When you write like an Impressionist, you still provide the audience with valuable information, but you do so through your lens. You share your unique perspective. What you write becomes a reflection of you. You don’t just connect your audience to some idea — you create a connection between your audience and you.
Write Like a Cubist
Before Cubism was invented, paintings have always captured a scene from a single point of view. What you see on the canvas is a reflection or an interpretation of what the artist saw, standing in one place and observing the subject.
Cubism radically changed that by allowing the artist to capture multiple perspectives and points of view within the same painting. A Cubist artwork often looks like a fragmented collage, with distinct, unnatural transitions between planes and perspectives. The result, however, is captivating. Even the plainest subject is turned into a fascinating landscape you can explore and continually discover new insights.
When you write like a Cubist, you never settle with one perspective. Highlighting different points of view on the subject makes it multi-dimensional. Short, catchy messages might be more popular, but discussing real-world issues requires more depth, and your audience will appreciate it.

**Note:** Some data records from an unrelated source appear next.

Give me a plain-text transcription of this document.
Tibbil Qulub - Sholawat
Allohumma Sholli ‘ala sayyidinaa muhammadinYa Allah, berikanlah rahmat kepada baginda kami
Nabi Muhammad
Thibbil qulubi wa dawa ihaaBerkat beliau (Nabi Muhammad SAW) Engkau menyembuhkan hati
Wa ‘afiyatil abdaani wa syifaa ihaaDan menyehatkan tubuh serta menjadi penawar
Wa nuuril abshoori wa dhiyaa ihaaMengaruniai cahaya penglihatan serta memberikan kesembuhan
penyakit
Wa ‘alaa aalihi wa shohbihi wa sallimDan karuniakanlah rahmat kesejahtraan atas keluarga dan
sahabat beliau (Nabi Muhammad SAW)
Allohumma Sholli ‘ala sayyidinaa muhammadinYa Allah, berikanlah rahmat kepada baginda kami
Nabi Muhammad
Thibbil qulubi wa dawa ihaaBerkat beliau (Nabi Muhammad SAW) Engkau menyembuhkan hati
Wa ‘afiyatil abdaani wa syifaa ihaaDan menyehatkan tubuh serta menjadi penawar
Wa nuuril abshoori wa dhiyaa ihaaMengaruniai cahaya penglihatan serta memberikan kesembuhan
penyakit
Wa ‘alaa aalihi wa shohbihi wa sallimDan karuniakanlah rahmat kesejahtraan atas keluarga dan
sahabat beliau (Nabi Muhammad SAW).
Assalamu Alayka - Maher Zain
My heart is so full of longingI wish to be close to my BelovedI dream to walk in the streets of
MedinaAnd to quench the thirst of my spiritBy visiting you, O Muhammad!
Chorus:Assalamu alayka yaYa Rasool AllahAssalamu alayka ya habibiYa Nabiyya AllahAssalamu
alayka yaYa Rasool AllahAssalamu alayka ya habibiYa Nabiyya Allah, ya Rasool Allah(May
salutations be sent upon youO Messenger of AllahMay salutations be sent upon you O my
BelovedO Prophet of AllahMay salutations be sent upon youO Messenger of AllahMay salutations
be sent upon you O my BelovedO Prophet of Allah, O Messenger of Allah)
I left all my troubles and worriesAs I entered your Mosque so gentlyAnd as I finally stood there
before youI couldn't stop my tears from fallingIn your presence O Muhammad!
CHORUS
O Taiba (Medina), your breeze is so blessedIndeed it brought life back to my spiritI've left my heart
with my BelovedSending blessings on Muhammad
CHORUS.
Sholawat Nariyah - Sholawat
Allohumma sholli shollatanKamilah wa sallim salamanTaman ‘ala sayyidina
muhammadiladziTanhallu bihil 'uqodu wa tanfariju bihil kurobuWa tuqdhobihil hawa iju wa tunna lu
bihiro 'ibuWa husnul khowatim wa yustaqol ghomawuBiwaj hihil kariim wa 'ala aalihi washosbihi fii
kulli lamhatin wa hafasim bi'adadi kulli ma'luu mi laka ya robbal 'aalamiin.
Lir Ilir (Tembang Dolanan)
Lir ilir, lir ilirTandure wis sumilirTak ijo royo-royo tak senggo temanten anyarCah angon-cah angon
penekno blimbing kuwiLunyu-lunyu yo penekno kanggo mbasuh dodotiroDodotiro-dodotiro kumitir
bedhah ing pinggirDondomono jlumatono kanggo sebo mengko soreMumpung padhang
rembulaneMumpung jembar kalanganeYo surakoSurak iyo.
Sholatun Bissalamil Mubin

Presenting different perspectives doesn’t mean you lose your voice. Like a Cubist painter, you should strive to deliver a coherent idea built on these different perspectives. When you manage to do that, you create a playground for your audience to explore instead of feeding them with a shallow, unidimensional view of the topic.
Write Like a Surrealist
Professional content tends to stick with the known and possible. We tend to write about things we have experienced or are experiencing while speculating to some extent about the future. We usually don’t write about the improbable.
And maybe this is why surrealism can be a fantastic tool to emphasize the point we are trying to make. Imagining the improbable creates an experience. It is playful and engaging. But that’s only part of it. The fantastic can highlight aspects of the idea or concept we try to convey. By portraying a surreal picture, the obvious and reasonable becomes more potent and vivid. Simply put, we no longer take it for granted.
An effective application of surrealism should be carefully planned. You should consider what aspects will be stretched to the improbable domain and which will be fixed in the known reality. You should verify that the impact of the surreal picture you portray is the impact you wish to create and strengthen the message you aim to convey.